Пивовар Сантер приказал барабанщикам бить в барабаны, когда король попытался произнести свои последние слова, заявить о невиновности, простить тех, кто приговорил его к смерти, надеясь, что Францию никогда не настигнет кара за его кровь. Какой-то человек в толпе перерезал себе горло в знак сочувствия, поступок, который я понимаю, потому что сам с трудом могу пересказывать эти факты, которые узнал из сообщения одного из его священников, Генри Эссекса Эджворта де Фирмона.
В то время, голодая в убогой комнате в Лондоне, я прочел в лондонской газете, которой была покрыта моя кровать, что Уильям Питт назвал эту казнь «самым грязным и в высшей степени жестоким деянием, какое когда-либо видел мир».
Когда в 1798 году во времена Директории пришла пора праздновать это ужасное событие 21 января, директоры обсуждали вопрос о том, следует ли императору, который был тогда генералом, только что завоевавшим Италию, присутствовать на церемонии. Уговорить его послали князя Талейрана, нашего министра иностранных дел, характер которого определялся одним словом — двуличность.
— Почему мы должны праздновать эту катастрофу? — спросил Наполеон.
— Только потому, что это политика, — сказал Талейран, всегда служивший моменту и сильнейшему. — Все режимы приветствуют падение тирана.
В конце концов Наполеон присутствовал на церемонии как член математического отделения Института Франции и затмил в тот день всю Директорию, поскольку никто не смотрел никуда, а только на него, и толпа с готовностью приветствовала его криками. Его солдаты в Италии ездили на десяти тысячах лошадей, купленных на деньги, полученные от заложенного «Регента», но об этом я расскажу позже.
Теперь же, в 1793 году, пришел террор, время, когда разгул сентябрьского безумия стал государственной политикой, и продолжалось это не дни, а несколько месяцев, в течение которых никакой крови не казалось достаточно, и милосердие умерло. В конце зимы того же года я поехал в Голландию. И той же весной, когда Паоли охотился за ним, Наполеон со своей семьей покинул Корсику. Он высадился в Тулоне в июне, когда главари жирондистов были арестованы. Он снова присоединился к своему полку в Ницце. В то лето я вернулся в Англию, где мы с мои близким другом Жаном-Анри де Волюдом опубликовали «Путешествие неизвестного во Францию» под моим первым псевдонимом Де Кюрвиль.
* * *
— А где вы были в дни грабежей и кровопролития? — спросил меня император как-то воскресным вечером.
Настроение у него было такое подавленное, что он едва мог заставить себя говорить, и подобное проявление интереса было крайне необычным.

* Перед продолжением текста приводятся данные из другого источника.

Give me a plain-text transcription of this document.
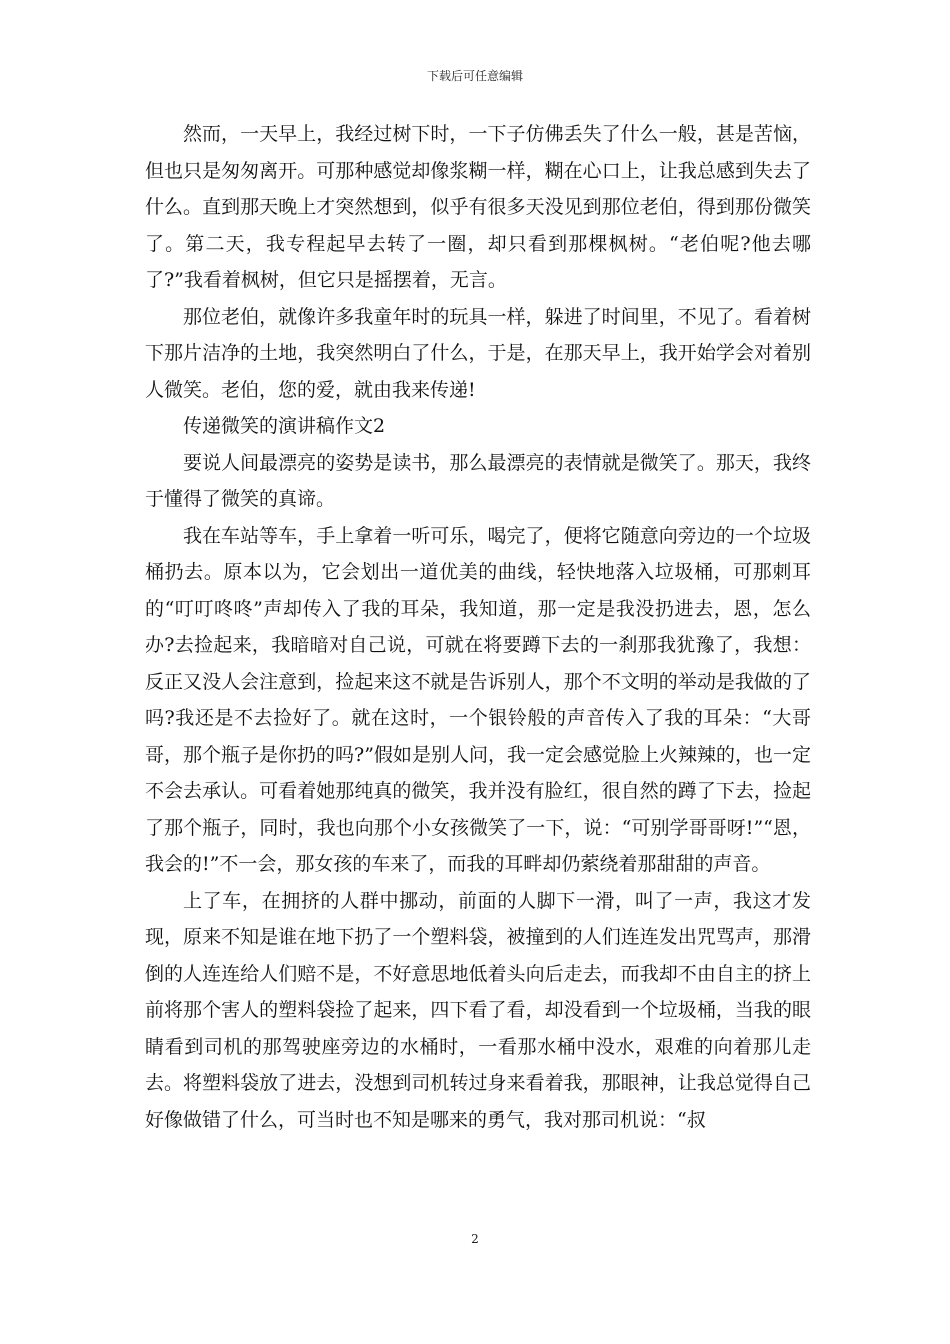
下载后可任意编辑

然而，一天早上，我经过树下时，一下子仿佛丢失了什么一般，甚是苦恼，但也只是匆匆离开。可那种感觉却像浆糊一样，糊在心口上，让我总感到失去了什么。直到那天晚上才突然想到，似乎有很多天没见到那位老伯，得到那份微笑了。第二天，我专程起早去转了一圈，却只看到那棵枫树。“老伯呢?他去哪了?”我看着枫树，但它只是摇摆着，无言。

那位老伯，就像许多我童年时的玩具一样，躲进了时间里，不见了。看着树下那片洁净的土地，我突然明白了什么，于是，在那天早上，我开始学会对着别人微笑。老伯，您的爱，就由我来传递!

传递微笑的演讲稿作文2

要说人间最漂亮的姿势是读书，那么最漂亮的表情就是微笑了。那天，我终于懂得了微笑的真谛。

我在车站等车，手上拿着一听可乐，喝完了，便将它随意向旁边的一个垃圾桶扔去。原本以为，它会划出一道优美的曲线，轻快地落入垃圾桶，可那刺耳的“叮叮咚咚”声却传入了我的耳朵，我知道，那一定是我没扔进去，恩，怎么办?去捡起来，我暗暗对自己说，可就在将要蹲下去的一刹那我犹豫了，我想：反正又没人会注意到，捡起来这不就是告诉别人，那个不文明的举动是我做的了吗?我还是不去捡好了。就在这时，一个银铃般的声音传入了我的耳朵：“大哥哥，那个瓶子是你扔的吗?”假如是别人问，我一定会感觉脸上火辣辣的，也一定不会去承认。可看着她那纯真的微笑，我并没有脸红，很自然的蹲了下去，捡起了那个瓶子，同时，我也向那个小女孩微笑了一下，说：“可别学哥哥呀!”“恩，我会的!”不一会，那女孩的车来了，而我的耳畔却仍萦绕着那甜甜的声音。

上了车，在拥挤的人群中挪动，前面的人脚下一滑，叫了一声，我这才发现，原来不知是谁在地下扔了一个塑料袋，被撞到的人们连连发出咒骂声，那滑倒的人连连给人们赔不是，不好意思地低着头向后走去，而我却不由自主的挤上前将那个害人的塑料袋捡了起来，四下看了看，却没看到一个垃圾桶，当我的眼睛看到司机的那驾驶座旁边的水桶时，一看那水桶中没水，艰难的向着那儿走去。将塑料袋放了进去，没想到司机转过身来看着我，那眼神，让我总觉得自己好像做错了什么，可当时也不知是哪来的勇气，我对那司机说：“叔

2
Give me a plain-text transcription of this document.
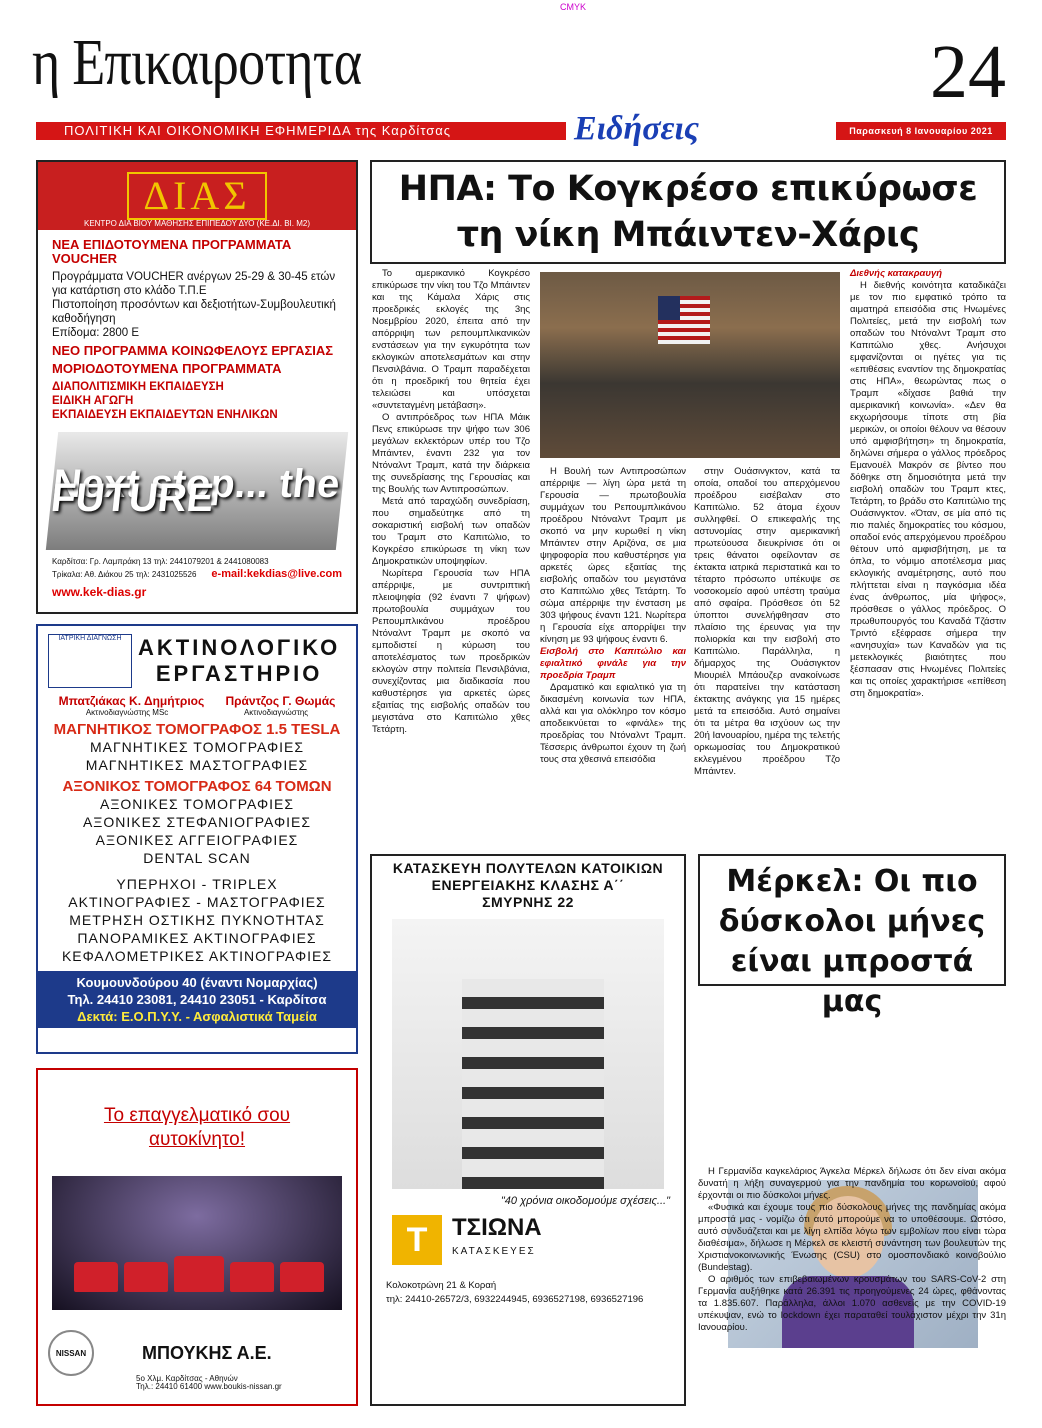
CMYK
η Επικαιροτητα	24
ΠΟΛΙΤΙΚΗ ΚΑΙ ΟΙΚΟΝΟΜΙΚΗ ΕΦΗΜΕΡΙΔΑ της Καρδίτσας	Ειδήσεις	Παρασκευή 8 Ιανουαρίου 2021
ΔΙΑΣ
ΚΕΝΤΡΟ ΔΙΑ ΒΙΟΥ ΜΑΘΗΣΗΣ ΕΠΙΠΕΔΟΥ ΔΥΟ (ΚΕ.ΔΙ. ΒΙ. Μ2)
ΝΕΑ ΕΠΙΔΟΤΟΥΜΕΝΑ ΠΡΟΓΡΑΜΜΑΤΑ VOUCHER
Προγράμματα VOUCHER ανέργων 25-29 & 30-45 ετών
για κατάρτιση στο κλάδο Τ.Π.Ε
Πιστοποίηση προσόντων και δεξιοτήτων-Συμβουλευτική
καθοδήγηση
Επίδομα: 2800 Ε
ΝΕΟ ΠΡΟΓΡΑΜΜΑ ΚΟΙΝΩΦΕΛΟΥΣ ΕΡΓΑΣΙΑΣ
ΜΟΡΙΟΔΟΤΟΥΜΕΝΑ ΠΡΟΓΡΑΜΜΑΤΑ
ΔΙΑΠΟΛΙΤΙΣΜΙΚΗ ΕΚΠΑΙΔΕΥΣΗ
ΕΙΔΙΚΗ ΑΓΩΓΗ
ΕΚΠΑΙΔΕΥΣΗ ΕΚΠΑΙΔΕΥΤΩΝ ΕΝΗΛΙΚΩΝ
Next stop... the FUTURE
Καρδίτσα: Γρ. Λαμπράκη 13 τηλ: 2441079201 & 2441080083
Τρίκαλα: Αθ. Διάκου 25 τηλ: 2431025526 e-mail:kekdias@live.com
www.kek-dias.gr
ΙΑΤΡΙΚΗ ΔΙΑΓΝΩΣΗ ΑΚΤΙΝΟΛΟΓΙΚΟ
ΕΡΓΑΣΤΗΡΙΟ
Μπατζιάκας Κ. Δημήτριος Πράντζος Γ. Θωμάς
Ακτινοδιαγνώστης MSc	Ακτινοδιαγνώστης
ΜΑΓΝΗΤΙΚΟΣ ΤΟΜΟΓΡΑΦΟΣ 1.5 TESLA
ΜΑΓΝΗΤΙΚΕΣ ΤΟΜΟΓΡΑΦΙΕΣ
ΜΑΓΝΗΤΙΚΕΣ ΜΑΣΤΟΓΡΑΦΙΕΣ
ΑΞΟΝΙΚΟΣ ΤΟΜΟΓΡΑΦΟΣ 64 ΤΟΜΩΝ
ΑΞΟΝΙΚΕΣ ΤΟΜΟΓΡΑΦΙΕΣ
ΑΞΟΝΙΚΕΣ ΣΤΕΦΑΝΙΟΓΡΑΦΙΕΣ
ΑΞΟΝΙΚΕΣ ΑΓΓΕΙΟΓΡΑΦΙΕΣ
DENTAL SCAN
ΥΠΕΡΗΧΟΙ - TRIPLEX
ΑΚΤΙΝΟΓΡΑΦΙΕΣ - ΜΑΣΤΟΓΡΑΦΙΕΣ
ΜΕΤΡΗΣΗ ΟΣΤΙΚΗΣ ΠΥΚΝΟΤΗΤΑΣ
ΠΑΝΟΡΑΜΙΚΕΣ ΑΚΤΙΝΟΓΡΑΦΙΕΣ
ΚΕΦΑΛΟΜΕΤΡΙΚΕΣ ΑΚΤΙΝΟΓΡΑΦΙΕΣ
Κουμουνδούρου 40 (έναντι Νομαρχίας)
Τηλ. 24410 23081, 24410 23051 - Καρδίτσα
Δεκτά: Ε.Ο.Π.Υ.Υ. - Ασφαλιστικά Ταμεία
Το επαγγελματικό σου
αυτοκίνητο!
NISSAN	ΜΠΟΥΚΗΣ Α.Ε.
5ο Χλμ. Καρδίτσας - Αθηνών
Τηλ.: 24410 61400 www.boukis-nissan.gr
ΗΠΑ: Το Κογκρέσο επικύρωσε
τη νίκη Μπάιντεν-Χάρις

Το αμερικανικό Κογκρέσο επικύρωσε την νίκη του Τζο Μπάιντεν και της Κάμαλα Χάρις στις προεδρικές εκλογές της 3ης Νοεμβρίου 2020, έπειτα από την απόρριψη των ρεπουμπλικανικών ενστάσεων για την εγκυρότητα των εκλογικών αποτελεσμάτων και στην Πενσιλβάνια. Ο Τραμπ παραδέχεται ότι η προεδρική του θητεία έχει τελειώσει και υπόσχεται «συντεταγμένη μετάβαση».

Ο αντιπρόεδρος των ΗΠΑ Μάικ Πενς επικύρωσε την ψήφο των 306 μεγάλων εκλεκτόρων υπέρ του Τζο Μπάιντεν, έναντι 232 για τον Ντόναλντ Τραμπ, κατά την διάρκεια της συνεδρίασης της Γερουσίας και της Βουλής των Αντιπροσώπων.

Μετά από ταραχώδη συνεδρίαση, που σημαδεύτηκε από τη σοκαριστική εισβολή των οπαδών του Τραμπ στο Καπιτώλιο, το Κογκρέσο επικύρωσε τη νίκη των Δημοκρατικών υποψηφίων.

Νωρίτερα Γερουσία των ΗΠΑ απέρριψε, με συντριπτική πλειοψηφία (92 έναντι 7 ψήφων) πρωτοβουλία συμμάχων του Ρεπουμπλικάνου προέδρου Ντόναλντ Τραμπ με σκοπό να εμποδιστεί η κύρωση του αποτελέσματος των προεδρικών εκλογών στην πολιτεία Πενσιλβάνια, συνεχίζοντας μια διαδικασία που καθυστέρησε για αρκετές ώρες εξαιτίας της εισβολής οπαδών του μεγιστάνα στο Καπιτώλιο χθες Τετάρτη.

Η Βουλή των Αντιπροσώπων απέρριψε — λίγη ώρα μετά τη Γερουσία — πρωτοβουλία συμμάχων του Ρεπουμπλικάνου προέδρου Ντόναλντ Τραμπ με σκοπό να μην κυρωθεί η νίκη Μπάιντεν στην Αριζόνα, σε μια ψηφοφορία που καθυστέρησε για αρκετές ώρες εξαιτίας της εισβολής οπαδών του μεγιστάνα στο Καπιτώλιο χθες Τετάρτη. Το σώμα απέρριψε την ένσταση με 303 ψήφους έναντι 121. Νωρίτερα η Γερουσία είχε απορρίψει την κίνηση με 93 ψήφους έναντι 6.

Εισβολή στο Καπιτώλιο και εφιαλτικό φινάλε για την προεδρία Τραμπ

Δραματικό και εφιαλτικό για τη δικασμένη κοινωνία των ΗΠΑ, αλλά και για ολόκληρο τον κόσμο αποδεικνύεται το «φινάλε» της προεδρίας του Ντόναλντ Τραμπ. Τέσσερις άνθρωποι έχουν τη ζωή τους στα χθεσινά επεισόδια

στην Ουάσινγκτον, κατά τα οποία, οπαδοί του απερχόμενου προέδρου εισέβαλαν στο Καπιτώλιο. 52 άτομα έχουν συλληφθεί. Ο επικεφαλής της αστυνομίας στην αμερικανική πρωτεύουσα διευκρίνισε ότι οι τρεις θάνατοι οφείλονταν σε έκτακτα ιατρικά περιστατικά και το τέταρτο πρόσωπο υπέκυψε σε νοσοκομείο αφού υπέστη τραύμα από σφαίρα. Πρόσθεσε ότι 52 ύποπτοι συνελήφθησαν στο πλαίσιο της έρευνας για την πολιορκία και την εισβολή στο Καπιτώλιο. Παράλληλα, η δήμαρχος της Ουάσιγκτον Μιουριέλ Μπάουζερ ανακοίνωσε ότι παρατείνει την κατάσταση έκτακτης ανάγκης για 15 ημέρες μετά τα επεισόδια. Αυτό σημαίνει ότι τα μέτρα θα ισχύουν ως την 20ή Ιανουαρίου, ημέρα της τελετής ορκωμοσίας του Δημοκρατικού εκλεγμένου προέδρου Τζο Μπάιντεν.

Διεθνής κατακραυγή

Η διεθνής κοινότητα καταδικάζει με τον πιο εμφατικό τρόπο τα αιματηρά επεισόδια στις Ηνωμένες Πολιτείες, μετά την εισβολή των οπαδών του Ντόναλντ Τραμπ στο Καπιτώλιο χθες. Ανήσυχοι εμφανίζονται οι ηγέτες για τις «επιθέσεις εναντίον της δημοκρατίας στις ΗΠΑ», θεωρώντας πως ο Τραμπ «δίχασε βαθιά την αμερικανική κοινωνία». «Δεν θα εκχωρήσουμε τίποτε στη βία μερικών, οι οποίοι θέλουν να θέσουν υπό αμφισβήτηση» τη δημοκρατία, δηλώνει σήμερα ο γάλλος πρόεδρος Εμανουέλ Μακρόν σε βίντεο που δόθηκε στη δημοσιότητα μετά την εισβολή οπαδών του Τραμπ κτες, Τετάρτη, το βράδυ στο Καπιτώλιο της Ουάσινγκτον. «Όταν, σε μία από τις πιο παλιές δημοκρατίες του κόσμου, οπαδοί ενός απερχόμενου προέδρου θέτουν υπό αμφισβήτηση, με τα όπλα, το νόμιμο αποτέλεσμα μιας εκλογικής αναμέτρησης, αυτό που πλήττεται είναι η παγκόσμια ιδέα ένας άνθρωπος, μία ψήφος», πρόσθεσε ο γάλλος πρόεδρος. Ο πρωθυπουργός του Καναδά Τζάστιν Τριντό εξέφρασε σήμερα την «ανησυχία» των Καναδών για τις μετεκλογικές βιαιότητες που ξέσπασαν στις Ηνωμένες Πολιτείες και τις οποίες χαρακτήρισε «επίθεση στη δημοκρατία».

ΚΑΤΑΣΚΕΥΗ ΠΟΛΥΤΕΛΩΝ ΚΑΤΟΙΚΙΩΝ
ΕΝΕΡΓΕΙΑΚΗΣ ΚΛΑΣΗΣ Α΄΄
ΣΜΥΡΝΗΣ 22
"40 χρόνια οικοδομούμε σχέσεις..."
T	ΤΣΙΩΝΑ
ΚΑΤΑΣΚΕΥΕΣ
Κολοκοτρώνη 21 & Κοραή
τηλ: 24410-26572/3, 6932244945, 6936527198, 6936527196
Μέρκελ: Οι πιο
δύσκολοι μήνες
είναι μπροστά μας

Η Γερμανίδα καγκελάριος Άγκελα Μέρκελ δήλωσε ότι δεν είναι ακόμα δυνατή η λήξη συναγερμού για την πανδημία του κορωνοϊού, αφού έρχονται οι πιο δύσκολοι μήνες.

«Φυσικά και έχουμε τους πιο δύσκολους μήνες της πανδημίας ακόμα μπροστά μας - νομίζω ότι αυτό μπορούμε να το υποθέσουμε. Ωστόσο, αυτό συνδυάζεται και με λίγη ελπίδα λόγω των εμβολίων που είναι τώρα διαθέσιμα», δήλωσε η Μέρκελ σε κλειστή συνάντηση των βουλευτών της Χριστιανοκοινωνικής Ένωσης (CSU) στο ομοσπονδιακό κοινοβούλιο (Bundestag).

Ο αριθμός των επιβεβαιωμένων κρουσμάτων του SARS-CoV-2 στη Γερμανία αυξήθηκε κατά 26.391 τις προηγούμενες 24 ώρες, φθάνοντας τα 1.835.607. Παράλληλα, άλλοι 1.070 ασθενείς με την COVID-19 υπέκυψαν, ενώ το lockdown έχει παραταθεί τουλάχιστον μέχρι την 31η Ιανουαρίου.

Нас внезапно, просочившись, как бесцветные ветры этого вечера, настигло понимание, что побега не будет, что бесполезно ждать спасения издалека, что корабль верноподданных никогда не войдет в гавань Джеймстауна и не будет никакой отчаянной атаки на Лонгвуд. Не будет спасения. Чтобы развлечь его, я заговорил о Лондоне и годах, проведенных мною там в качестве эмигранта.
— Мы могли бы жить инкогнито в окрестностях Лондона, — сказал император. — Вы называли бы меня бароном Дюроком или полковником Мюироном. Или мы могли бы жить в Бостане или Ваш-энг-тоне — я правильно это произношу?
Он полагал, что, будучи в Лондоне, я должен был видеть короля Георга Третьего, принца Уэльского, месье Питта и месье Фокса и других высокопоставленных лордов двора. Он хотел знать, что я думаю о них, чтобы сравнить со своим собственным мнением.
Я сказал, что он просто не может знать, в каком положении находились эмигранты в Лондоне. Мы не были приняты при дворе, и даже если бы нас приглашали, у меня не было ни костюма, ни средств, чтобы прилично выглядеть. Стыдясь своего положения, именно тогда я взял имя Феликс. Об очень многом я не сказал императору, например о том, что я был беден, так беден, что всю зиму 1794 года, ложась в постель, я укрывал ноги пустым чемоданом (все его содержимое было продано), чтобы согреться. Также из страха, что это унизит меня, и ему покажется, будто я напрашиваюсь на сочувствие, я не рассказал ему, как продавал кольца, сплетенные из волос, и как стаптывал подметки башмаков, когда давал уроки английского, чтобы заработать шиллинг. (Именно тогда некий лондонский книготорговец предложил мне писать романы, нисколько не подозревая, что сама моя жизнь превратится в роман, гораздо более странный, чем те, которые я мог бы выдумать.)
В фешенебельных домах я видел тех, кто носил прически á la victime, аккуратно подстриженные и спутанные волосы — так стригли моих друзей, прежде чем обезглавить. Тогда я отворачивался или прятался где-нибудь в уголке, чтобы успокоиться и справиться с обуревавшей меня яростью.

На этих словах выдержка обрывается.